The compound according to claim 2, or a pharmaceutically acceptable salt thereof or a conjugate thereof. When X is N, R ¹ is H or alkyl or cycloalkyl optionally substituted with a single substituent;
When j is 1, ^{R 3} is alkyl,
l and m are 0;
The compound according to claim 3, wherein Ar ¹ is unsubstituted phenyl, or a pharmaceutically acceptable salt thereof, or a conjugate thereof. Formula (3)

The compound according to claim 2, or a pharmaceutically acceptable salt thereof or a conjugate thereof. When X is N, R ¹ is H or alkyl or cycloalkyl optionally substituted with a single substituent;
when j is 1, R ³ is alkyl;
l and m are 0;
Ar ¹ is an unsubstituted phenyl,
6. The compound according to claim 5, wherein one n is 1, the other is 2, or both n are 1, or a pharmaceutically acceptable salt thereof or a conjugate thereof. Formula (4) or (5)

Or

A compound which is
In which X and Y are as defined in claim 1;
Z is H or alkyl, Ar ¹ , Ar ² , R ^{1 to} R ⁴ , and j to n are as defined in claim 1, or a pharmaceutically acceptable salt thereof. Salt or conjugate thereof. Formula (4)

The compound according to claim 7, or a pharmaceutically acceptable salt thereof, or a conjugate thereof. X is N or CH, one R ¹ is alkyl, alkoxy, cycloalkyl, alkyloxyalkyloxy or an oxidized 5-membered ring, the other R ¹ is H or alkyl,
Ar ¹ is a monovalent thiophene,
when j is 1, R ³ is methyl;
One n is 1 and the other n is 2, or both n are equal to 1,
The compound according to claim 8, wherein Y is = O or CHCN, or a pharmaceutically acceptable salt thereof, or a conjugate thereof. Formula (5)

The compound according to claim 7, or a pharmaceutically acceptable salt thereof, or a conjugate thereof.
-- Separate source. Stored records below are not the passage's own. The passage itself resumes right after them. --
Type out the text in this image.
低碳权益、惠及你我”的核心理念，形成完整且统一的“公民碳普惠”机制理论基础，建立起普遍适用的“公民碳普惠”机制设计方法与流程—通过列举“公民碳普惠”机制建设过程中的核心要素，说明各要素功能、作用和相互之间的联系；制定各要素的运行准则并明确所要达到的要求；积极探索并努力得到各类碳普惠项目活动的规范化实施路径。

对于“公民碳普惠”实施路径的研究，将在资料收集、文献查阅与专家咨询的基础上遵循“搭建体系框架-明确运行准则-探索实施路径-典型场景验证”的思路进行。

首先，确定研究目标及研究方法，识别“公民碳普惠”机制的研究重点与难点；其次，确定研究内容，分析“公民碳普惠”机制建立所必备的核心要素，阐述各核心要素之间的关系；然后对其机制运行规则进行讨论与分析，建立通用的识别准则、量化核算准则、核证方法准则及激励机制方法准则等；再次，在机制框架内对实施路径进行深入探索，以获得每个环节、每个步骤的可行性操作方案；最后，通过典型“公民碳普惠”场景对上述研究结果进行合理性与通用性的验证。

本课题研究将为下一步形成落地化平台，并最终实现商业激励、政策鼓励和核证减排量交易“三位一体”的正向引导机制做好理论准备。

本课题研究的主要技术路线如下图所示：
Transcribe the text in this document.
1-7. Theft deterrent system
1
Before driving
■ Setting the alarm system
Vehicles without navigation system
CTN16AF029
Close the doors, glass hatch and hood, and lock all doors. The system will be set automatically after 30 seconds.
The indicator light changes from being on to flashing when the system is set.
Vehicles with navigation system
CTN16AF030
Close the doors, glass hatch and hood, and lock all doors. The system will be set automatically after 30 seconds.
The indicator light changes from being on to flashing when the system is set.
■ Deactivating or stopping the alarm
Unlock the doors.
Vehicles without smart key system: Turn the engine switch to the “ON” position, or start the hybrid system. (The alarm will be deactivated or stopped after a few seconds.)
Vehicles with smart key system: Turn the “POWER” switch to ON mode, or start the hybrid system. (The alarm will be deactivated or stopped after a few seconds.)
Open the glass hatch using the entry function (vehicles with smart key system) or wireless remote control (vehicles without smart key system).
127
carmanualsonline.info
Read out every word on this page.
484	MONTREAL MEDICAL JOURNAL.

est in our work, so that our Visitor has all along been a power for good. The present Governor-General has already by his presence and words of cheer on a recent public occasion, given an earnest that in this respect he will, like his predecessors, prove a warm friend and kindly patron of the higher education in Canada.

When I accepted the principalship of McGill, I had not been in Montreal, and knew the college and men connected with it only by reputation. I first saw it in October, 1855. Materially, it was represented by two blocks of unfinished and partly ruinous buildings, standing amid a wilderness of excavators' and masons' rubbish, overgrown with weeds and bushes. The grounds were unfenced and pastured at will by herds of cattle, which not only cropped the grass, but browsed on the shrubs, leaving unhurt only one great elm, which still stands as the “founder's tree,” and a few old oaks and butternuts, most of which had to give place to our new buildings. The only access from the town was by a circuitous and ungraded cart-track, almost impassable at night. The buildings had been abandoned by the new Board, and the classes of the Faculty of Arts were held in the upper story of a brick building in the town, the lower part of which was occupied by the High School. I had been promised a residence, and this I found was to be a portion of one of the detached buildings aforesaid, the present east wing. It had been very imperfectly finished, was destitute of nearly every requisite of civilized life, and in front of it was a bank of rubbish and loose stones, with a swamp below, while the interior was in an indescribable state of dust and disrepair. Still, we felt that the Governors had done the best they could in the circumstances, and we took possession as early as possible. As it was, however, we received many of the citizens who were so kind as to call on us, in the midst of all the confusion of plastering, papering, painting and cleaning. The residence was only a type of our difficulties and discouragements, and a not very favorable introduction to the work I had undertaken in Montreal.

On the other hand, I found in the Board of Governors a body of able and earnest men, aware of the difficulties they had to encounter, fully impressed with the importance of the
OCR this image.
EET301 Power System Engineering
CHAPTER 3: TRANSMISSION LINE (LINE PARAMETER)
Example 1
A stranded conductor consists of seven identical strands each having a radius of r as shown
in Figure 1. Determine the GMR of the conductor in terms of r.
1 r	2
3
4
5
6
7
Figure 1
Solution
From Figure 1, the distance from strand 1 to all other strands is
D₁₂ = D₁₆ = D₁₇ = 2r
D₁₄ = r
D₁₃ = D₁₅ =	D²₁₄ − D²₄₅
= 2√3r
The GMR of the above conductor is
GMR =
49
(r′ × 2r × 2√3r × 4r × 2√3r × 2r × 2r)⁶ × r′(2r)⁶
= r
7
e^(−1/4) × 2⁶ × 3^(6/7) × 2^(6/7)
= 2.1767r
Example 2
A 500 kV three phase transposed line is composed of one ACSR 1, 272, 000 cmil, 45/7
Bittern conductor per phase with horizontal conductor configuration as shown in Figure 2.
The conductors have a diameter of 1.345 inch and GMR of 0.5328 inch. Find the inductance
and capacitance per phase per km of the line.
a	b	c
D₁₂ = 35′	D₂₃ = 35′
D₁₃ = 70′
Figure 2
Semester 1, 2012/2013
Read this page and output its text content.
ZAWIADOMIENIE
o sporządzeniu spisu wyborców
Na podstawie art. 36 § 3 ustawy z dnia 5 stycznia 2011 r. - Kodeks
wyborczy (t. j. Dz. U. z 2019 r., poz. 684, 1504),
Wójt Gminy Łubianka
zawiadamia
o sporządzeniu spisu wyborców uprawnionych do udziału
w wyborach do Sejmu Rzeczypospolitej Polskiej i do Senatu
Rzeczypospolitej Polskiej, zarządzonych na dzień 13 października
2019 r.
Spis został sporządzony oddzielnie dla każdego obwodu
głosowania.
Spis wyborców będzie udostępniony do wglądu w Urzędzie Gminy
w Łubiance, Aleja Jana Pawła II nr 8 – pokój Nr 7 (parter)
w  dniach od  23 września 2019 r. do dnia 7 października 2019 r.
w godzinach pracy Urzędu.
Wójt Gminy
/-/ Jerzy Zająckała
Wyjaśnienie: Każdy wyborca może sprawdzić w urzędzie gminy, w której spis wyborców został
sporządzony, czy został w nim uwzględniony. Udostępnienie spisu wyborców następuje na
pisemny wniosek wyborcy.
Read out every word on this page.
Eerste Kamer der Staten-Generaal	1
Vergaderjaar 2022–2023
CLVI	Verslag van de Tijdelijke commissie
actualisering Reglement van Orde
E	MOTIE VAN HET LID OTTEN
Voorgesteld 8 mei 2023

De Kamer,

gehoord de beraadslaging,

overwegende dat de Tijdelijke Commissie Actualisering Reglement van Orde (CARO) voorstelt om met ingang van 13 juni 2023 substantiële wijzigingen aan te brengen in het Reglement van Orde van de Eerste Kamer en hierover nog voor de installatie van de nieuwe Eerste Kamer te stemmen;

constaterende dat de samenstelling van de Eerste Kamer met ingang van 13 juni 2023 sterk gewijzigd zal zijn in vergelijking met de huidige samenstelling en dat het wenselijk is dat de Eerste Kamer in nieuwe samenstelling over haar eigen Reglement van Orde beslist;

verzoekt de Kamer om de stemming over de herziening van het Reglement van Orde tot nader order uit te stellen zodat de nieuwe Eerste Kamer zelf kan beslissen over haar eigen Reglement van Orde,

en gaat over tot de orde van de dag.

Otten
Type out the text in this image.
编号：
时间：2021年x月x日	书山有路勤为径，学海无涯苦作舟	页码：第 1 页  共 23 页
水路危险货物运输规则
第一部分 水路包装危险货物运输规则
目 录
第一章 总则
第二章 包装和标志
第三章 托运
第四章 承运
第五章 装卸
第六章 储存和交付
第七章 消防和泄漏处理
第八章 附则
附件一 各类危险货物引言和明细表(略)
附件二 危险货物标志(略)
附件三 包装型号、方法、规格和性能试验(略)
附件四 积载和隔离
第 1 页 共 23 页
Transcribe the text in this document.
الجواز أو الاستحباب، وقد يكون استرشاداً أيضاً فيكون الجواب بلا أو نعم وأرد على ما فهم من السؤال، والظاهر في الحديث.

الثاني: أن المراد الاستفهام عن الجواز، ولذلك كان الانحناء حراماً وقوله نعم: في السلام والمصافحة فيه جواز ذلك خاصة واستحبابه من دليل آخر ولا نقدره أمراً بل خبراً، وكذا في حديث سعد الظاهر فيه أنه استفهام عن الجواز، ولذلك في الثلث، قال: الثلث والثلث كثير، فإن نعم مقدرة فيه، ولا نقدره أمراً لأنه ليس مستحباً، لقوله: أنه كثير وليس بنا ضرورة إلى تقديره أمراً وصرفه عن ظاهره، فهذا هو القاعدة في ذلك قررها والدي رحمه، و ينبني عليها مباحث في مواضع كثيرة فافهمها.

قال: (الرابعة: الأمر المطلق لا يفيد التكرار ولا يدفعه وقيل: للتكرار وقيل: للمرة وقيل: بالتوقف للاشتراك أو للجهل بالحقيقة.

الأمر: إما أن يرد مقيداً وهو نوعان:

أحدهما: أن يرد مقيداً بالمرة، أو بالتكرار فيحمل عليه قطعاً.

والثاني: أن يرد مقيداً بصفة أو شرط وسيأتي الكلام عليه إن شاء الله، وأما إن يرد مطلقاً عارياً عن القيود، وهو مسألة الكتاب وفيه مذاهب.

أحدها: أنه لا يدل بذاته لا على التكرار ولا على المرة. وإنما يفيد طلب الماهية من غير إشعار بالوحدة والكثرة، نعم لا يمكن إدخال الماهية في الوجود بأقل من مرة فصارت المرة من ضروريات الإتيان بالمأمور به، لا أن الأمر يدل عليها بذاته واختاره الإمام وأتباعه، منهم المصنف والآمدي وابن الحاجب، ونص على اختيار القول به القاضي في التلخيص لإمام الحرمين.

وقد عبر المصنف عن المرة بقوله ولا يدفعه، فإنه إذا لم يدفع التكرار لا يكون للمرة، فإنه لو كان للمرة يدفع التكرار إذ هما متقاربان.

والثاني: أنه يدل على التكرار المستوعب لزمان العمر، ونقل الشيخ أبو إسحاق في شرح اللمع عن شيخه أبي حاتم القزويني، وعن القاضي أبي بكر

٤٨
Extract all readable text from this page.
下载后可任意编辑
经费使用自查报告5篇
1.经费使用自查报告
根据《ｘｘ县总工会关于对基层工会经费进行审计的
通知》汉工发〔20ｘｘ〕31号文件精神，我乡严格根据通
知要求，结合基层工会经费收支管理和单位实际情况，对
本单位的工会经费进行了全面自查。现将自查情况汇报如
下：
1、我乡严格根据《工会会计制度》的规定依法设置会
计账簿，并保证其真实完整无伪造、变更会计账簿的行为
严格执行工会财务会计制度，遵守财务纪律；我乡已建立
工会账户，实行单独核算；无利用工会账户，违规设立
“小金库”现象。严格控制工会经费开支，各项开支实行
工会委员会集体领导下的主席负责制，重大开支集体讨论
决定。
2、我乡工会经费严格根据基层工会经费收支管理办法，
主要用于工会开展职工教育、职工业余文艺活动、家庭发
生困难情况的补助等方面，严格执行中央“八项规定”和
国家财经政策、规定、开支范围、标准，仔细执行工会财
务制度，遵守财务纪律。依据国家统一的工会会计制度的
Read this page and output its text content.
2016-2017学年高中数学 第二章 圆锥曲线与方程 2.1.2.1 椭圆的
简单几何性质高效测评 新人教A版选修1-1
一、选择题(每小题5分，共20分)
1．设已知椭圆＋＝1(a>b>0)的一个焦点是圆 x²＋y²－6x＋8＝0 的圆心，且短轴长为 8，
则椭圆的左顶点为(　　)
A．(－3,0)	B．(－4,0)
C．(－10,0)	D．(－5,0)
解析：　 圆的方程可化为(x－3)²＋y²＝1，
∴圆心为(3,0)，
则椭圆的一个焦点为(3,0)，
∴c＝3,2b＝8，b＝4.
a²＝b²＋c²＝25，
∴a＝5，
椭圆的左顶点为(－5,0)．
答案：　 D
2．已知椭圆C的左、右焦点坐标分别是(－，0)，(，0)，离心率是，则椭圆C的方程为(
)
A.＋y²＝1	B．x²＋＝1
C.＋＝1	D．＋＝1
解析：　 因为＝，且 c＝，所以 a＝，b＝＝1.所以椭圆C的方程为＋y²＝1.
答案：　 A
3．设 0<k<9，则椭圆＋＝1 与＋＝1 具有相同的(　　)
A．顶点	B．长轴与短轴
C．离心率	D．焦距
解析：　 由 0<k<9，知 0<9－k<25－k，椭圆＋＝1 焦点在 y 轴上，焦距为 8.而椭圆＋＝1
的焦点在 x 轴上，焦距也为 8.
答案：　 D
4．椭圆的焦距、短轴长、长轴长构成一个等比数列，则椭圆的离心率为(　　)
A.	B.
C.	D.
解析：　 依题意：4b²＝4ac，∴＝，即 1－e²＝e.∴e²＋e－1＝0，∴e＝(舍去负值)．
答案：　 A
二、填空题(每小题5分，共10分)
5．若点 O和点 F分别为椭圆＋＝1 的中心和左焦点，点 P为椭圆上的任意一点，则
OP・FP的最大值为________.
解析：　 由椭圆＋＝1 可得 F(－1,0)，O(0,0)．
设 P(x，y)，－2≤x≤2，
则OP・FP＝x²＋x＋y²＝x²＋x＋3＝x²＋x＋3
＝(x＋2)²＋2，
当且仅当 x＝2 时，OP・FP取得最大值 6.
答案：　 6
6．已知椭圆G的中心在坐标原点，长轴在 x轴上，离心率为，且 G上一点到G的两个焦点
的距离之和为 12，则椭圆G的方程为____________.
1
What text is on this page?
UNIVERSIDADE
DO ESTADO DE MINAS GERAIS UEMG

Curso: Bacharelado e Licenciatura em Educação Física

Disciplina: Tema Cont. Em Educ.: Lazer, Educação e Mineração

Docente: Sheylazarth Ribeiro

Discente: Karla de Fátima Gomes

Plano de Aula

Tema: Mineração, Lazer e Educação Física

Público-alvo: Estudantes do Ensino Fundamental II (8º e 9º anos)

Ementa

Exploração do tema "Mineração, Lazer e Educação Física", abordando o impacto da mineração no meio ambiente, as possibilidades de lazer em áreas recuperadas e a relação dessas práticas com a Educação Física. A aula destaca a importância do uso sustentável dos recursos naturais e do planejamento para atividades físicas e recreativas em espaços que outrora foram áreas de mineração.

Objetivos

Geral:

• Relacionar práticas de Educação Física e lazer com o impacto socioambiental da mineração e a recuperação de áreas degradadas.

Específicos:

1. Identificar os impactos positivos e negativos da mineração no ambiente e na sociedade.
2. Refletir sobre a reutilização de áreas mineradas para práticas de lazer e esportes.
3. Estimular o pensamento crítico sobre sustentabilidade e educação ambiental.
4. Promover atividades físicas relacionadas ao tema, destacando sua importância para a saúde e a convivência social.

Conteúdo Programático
When X is N or CH, one R ¹ is alkyl, alkoxy, cycloalkyl, alkyloxyalkyloxy or an oxidized 5-membered ring, the other R ¹ is H or alkyl,
Ar1 is a monovalent thiophene,
when j is 1, R ³ is methyl;
The compound according to claim 10, or a pharmaceutically acceptable salt thereof, or a conjugate thereof, wherein Y is ═O or CHCN.   The compound of Claim 1 which is Formula (1)-(31) of Table 1.   A pharmaceutical composition comprising a compound according to any of claims 1 to 12 and at least one pharmaceutically acceptable carrier.   Use of a compound according to any of claims 1 to 12 for the preparation of a medicament for use in a method for treating a condition modulated by a CCR5 receptor.   2. Use according to claim 1, wherein the condition is HIV.